豆と海藻から作られた3Dプリント製「肉」を開発

カタルーニャ工科大学と生物医学の研究者が豆と海藻をベースとした3Dプリント製「肉」を開発

生物医学と組織工学の専門家であるイタリア人研究者ジュゼッペ・シオンティは、バルセロナ・カタルーニャ工科大学(UPC)と共同で、米やエンドウ豆のタンパク質粉末と海藻の成分を使って、動物肉を含まない3Dプリント製「肉(食肉代替物)」を開発。

シオンティ氏は、CADソフトウェアと3Dプリント技術を使用し、食材を「肉」のように変えるプログラムを設計。豆のタンパク粉末と海藻成分を含んだペースト材料を充填したシリンジポンプをFFF方式の3Dプリンタに取り付け、ノズルからペース材料を吐出して、本物の鶏肉に似た質感を持つ3Dプリント「肉」を成形。

肉の代用品を想定し生成された3Dプリント製の「肉」は、食感こそ肉に近づいたが、まだ動物の肉の味を再現できていない。しかし、動物の肉の味を再現するための技術はここ数年で飛躍的に開発が進んでおり、近い将来、本物の動物の肉と同じ味と食感を忠実に再現できるとしている。

人口の増加に伴い、肉に対する欲求は世界的にも高まっているが、動物の飼育や肉の輸送や貯蔵により排出される環境汚染物質の量は、環境問題の一つと考えられている。

また、植物由来の人工肉を製造・開発するアメリカの食品会社「Beyond Meat(ビヨンド・ミート)」や、肉を一切使わない植物性合成肉ハンバーガー店「Impossible Burger(インポッシブル・バーガー)」のような企業の成功例は、挽肉を使用するバーガーやタコスが、挽肉の代替となる合成肉に置き換わる事が可能であることを示している。
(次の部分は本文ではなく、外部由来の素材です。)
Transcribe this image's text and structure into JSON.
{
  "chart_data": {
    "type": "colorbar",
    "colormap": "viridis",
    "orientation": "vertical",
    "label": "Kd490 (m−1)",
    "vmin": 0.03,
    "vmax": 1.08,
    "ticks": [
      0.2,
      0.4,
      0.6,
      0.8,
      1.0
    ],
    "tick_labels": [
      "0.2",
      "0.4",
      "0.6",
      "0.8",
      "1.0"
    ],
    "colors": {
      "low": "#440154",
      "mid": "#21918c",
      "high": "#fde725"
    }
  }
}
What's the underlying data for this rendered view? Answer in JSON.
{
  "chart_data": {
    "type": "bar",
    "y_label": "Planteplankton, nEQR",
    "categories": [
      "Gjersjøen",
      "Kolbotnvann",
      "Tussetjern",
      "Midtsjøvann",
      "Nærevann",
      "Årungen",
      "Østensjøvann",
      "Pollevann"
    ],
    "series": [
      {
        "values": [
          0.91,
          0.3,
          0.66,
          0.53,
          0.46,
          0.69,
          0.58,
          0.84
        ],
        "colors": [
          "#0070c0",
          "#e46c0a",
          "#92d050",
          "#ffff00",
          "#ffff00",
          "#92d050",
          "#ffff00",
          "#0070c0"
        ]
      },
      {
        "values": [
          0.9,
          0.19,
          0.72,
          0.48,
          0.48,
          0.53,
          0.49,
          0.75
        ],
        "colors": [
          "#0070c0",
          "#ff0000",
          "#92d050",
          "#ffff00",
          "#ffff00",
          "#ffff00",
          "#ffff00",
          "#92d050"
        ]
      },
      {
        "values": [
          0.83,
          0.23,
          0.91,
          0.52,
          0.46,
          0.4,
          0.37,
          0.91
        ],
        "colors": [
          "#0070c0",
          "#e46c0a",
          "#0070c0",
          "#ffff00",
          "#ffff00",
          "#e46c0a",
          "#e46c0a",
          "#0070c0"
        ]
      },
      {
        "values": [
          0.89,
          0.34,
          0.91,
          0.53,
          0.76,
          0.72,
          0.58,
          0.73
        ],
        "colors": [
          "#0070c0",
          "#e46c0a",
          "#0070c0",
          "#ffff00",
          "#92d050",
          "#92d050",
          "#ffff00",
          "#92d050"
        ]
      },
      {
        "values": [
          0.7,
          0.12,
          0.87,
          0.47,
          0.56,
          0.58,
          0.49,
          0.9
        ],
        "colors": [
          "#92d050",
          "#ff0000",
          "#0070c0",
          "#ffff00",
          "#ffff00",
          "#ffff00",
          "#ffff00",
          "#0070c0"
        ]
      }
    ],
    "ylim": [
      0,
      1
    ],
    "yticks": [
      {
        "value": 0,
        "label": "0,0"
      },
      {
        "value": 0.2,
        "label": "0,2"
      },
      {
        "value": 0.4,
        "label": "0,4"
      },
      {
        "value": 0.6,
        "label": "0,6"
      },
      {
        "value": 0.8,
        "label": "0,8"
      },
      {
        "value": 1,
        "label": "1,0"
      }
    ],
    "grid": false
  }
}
100グラムの3Dプリント「肉」を作るのに要する時間は30~50分

シオンティ氏は、環境への影響を減らし、世界の栄養事情を改善することを目的に、容易に入手できる米やエンドウ豆タンパク質とアミノ酸を材料として選択。現時点ではこの代替肉100グラムをプリントするのに€2のコストが掛かるが、将来的に生産量が増えれば、当然この価格が大幅に下がると期待している。
またシオンティ氏は、この3Dプリント技術に関する特許を申請。地元地域のシェフと協力し、低コストで短時間に生成可能な3Dプリント食品を開発し、2017年10月に彼の発明品を販売するためのスタートアップ「Nova Meat」を立ち上げた。